La stella del Real Madrid Brahim Diaz si è rivolto ai social media per scusarsi con i tifosi marocchini dopo il drammatico rigore fallito domenica sera nella finale della Coppa d’Africa contro il Senegal. A pochi secondi dalla fine, Brahim si è fatto avanti per segnare quello che sarebbe stato il gol vincente dal dischetto, ma Edouard Mendy ha letto il tiro di Panenka e ha raccolto la palla con facilità.
Poco dopo, Brahim è stato espulso nel primo tempo supplementare dall’allenatore Walid Regragui. Il 26enne è stato oggetto di molte critiche, non per aver sbagliato il rigore, ma per aver tentato di ingannare Mendy con un Panenka. Mendy ha negato di aver accettato di farlo con Brahim in mezzo alle polemiche sulla decisione.
Il risultato ha scioccato il mondo, incluso il compagno di squadra del Real Madrid Trent Alexander-Arnold. Era in live streaming con suo fratello Marcel mentre guardava la finale e, dopo che Brahim ha commesso un errore, Alexander-Arnold ha lasciato la squadra.
Trent Alexander-Arnold reagisce al rigore di Brahim Diaz in diretta con suo fratello. Non poteva crederci. Suo fratello ha detto che è stata “una discreta magia nera” a fargli sbagliare il rigore.
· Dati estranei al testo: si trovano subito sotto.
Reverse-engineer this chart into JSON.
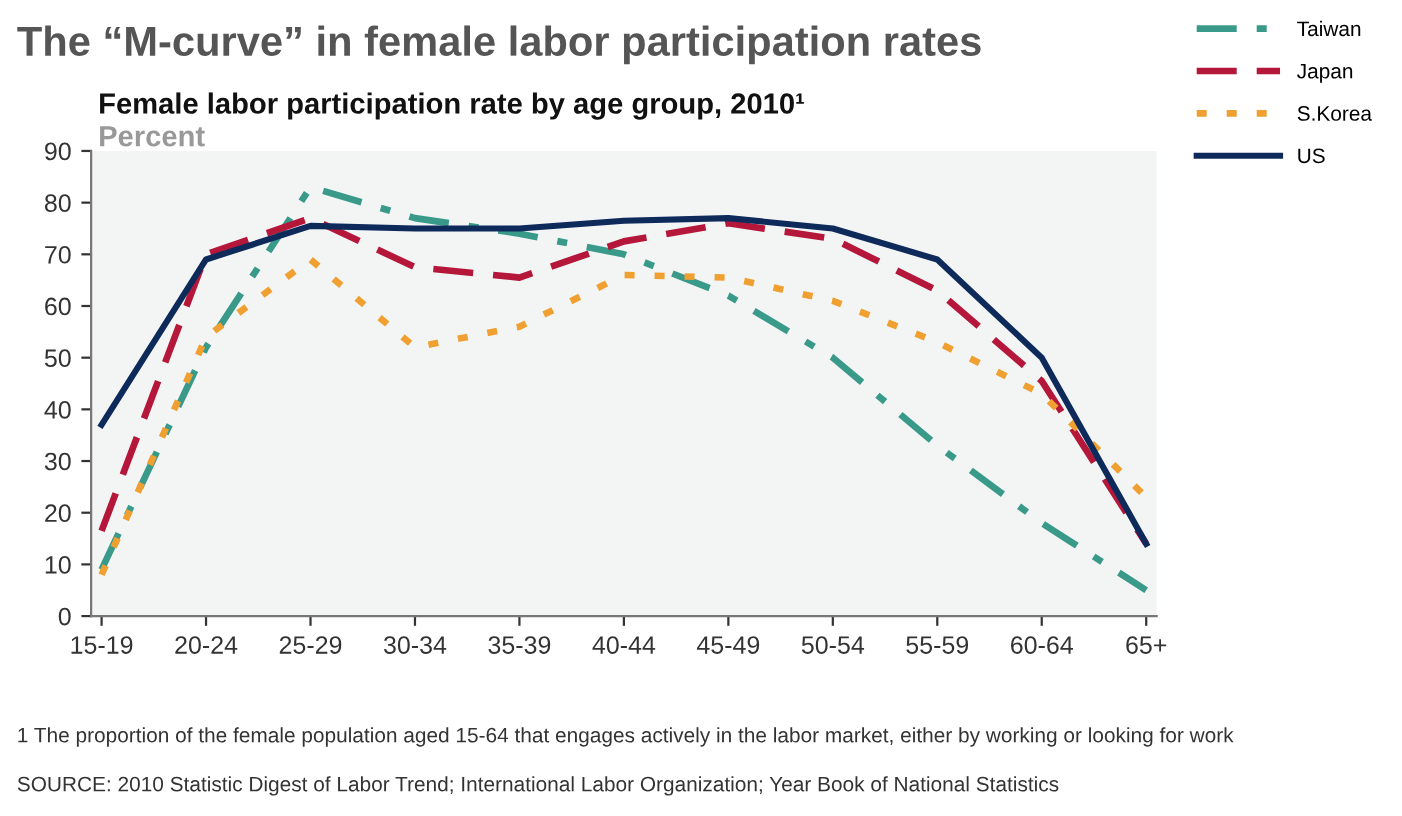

pic.twitter.com/R6kPsEh6Gb— 𝐀𝐬𝐤𝐲𝐆𝐑𝐍 (@AsakyGRN) 19 gennaio 2026
Brahim Diaz rilascia una dichiarazione affranta sui social media
Meno di 24 ore dopo, dopo aver lasciato il campo in lacrime, Brahim ha rilasciato una dichiarazione sul suo account Instagram chiedendo scusa per l’errore.
Mi fa male il cuore. Ho sognato questo titolo grazie a tutto l’amore che mi hai dato, ogni messaggio, ogni dimostrazione di sostegno che mi ha fatto sentire come se non fossi solo. Ho lottato con tutto ciò che avevo, con il cuore sopra ogni altra cosa.
Ieri ho fallito e me ne assumo la piena responsabilità e mi scuso dal profondo del cuore.
Sarà difficile riprendersi, perché questa ferita non si rimargina facilmente, ma ci proverò. Non per me, ma per tutti quelli che hanno creduto in me e per tutti quelli che hanno sofferto con me.
Continuerò finché un giorno potrò ripagare tutto questo amore ed essere motivo di orgoglio per il mio popolo marocchino.
“I blocchi non sono una scusa” – L’allenatore del Marocco Walid Regragui
Dopo la partita, all’allenatore del Marocco Walid Regragui è stato chiesto del rigore di Brahim. I giocatori senegalesi hanno lasciato il campo per protestare contro la decisione di concedere il rigore, rientrando solo 10 minuti dopo. Regragui ha detto Sport che ciò non giustificava la sua decisione di eseguire il rigore in questo modo.
“È l’attaccante titolare del gruppo, la lunga sosta lo ha destabilizzato. Questo non giustifica il modo in cui ha tirato il rigore. Ma non ci tireremo indietro. Ci prenderemo le responsabilità. È molto difficile. Eravamo a un solo minuto dal diventare campioni d’Africa. Il calcio a volte è crudele”.
Brahim si è scusato con i giocatori marocchini
Secondo IndykailaBrahim si è anche scusato con la squadra marocchina. Poi, mentre si vestiva, lo ha fatto, prima di ricominciare a piangere, e apparentemente temendo la reazione del pubblico marocchino.
Brahim è diventato un giocatore amato dagli Atlas Lions e ha concluso il torneo con cinque gol, diventando il loro capocannoniere. Cambiando nazionalità nel 2024, Brahim ha segnato 13 gol in 22 partite con il Marocco, che ha presentato reclami alla CAF e alla FIFA per il comportamento del Senegal.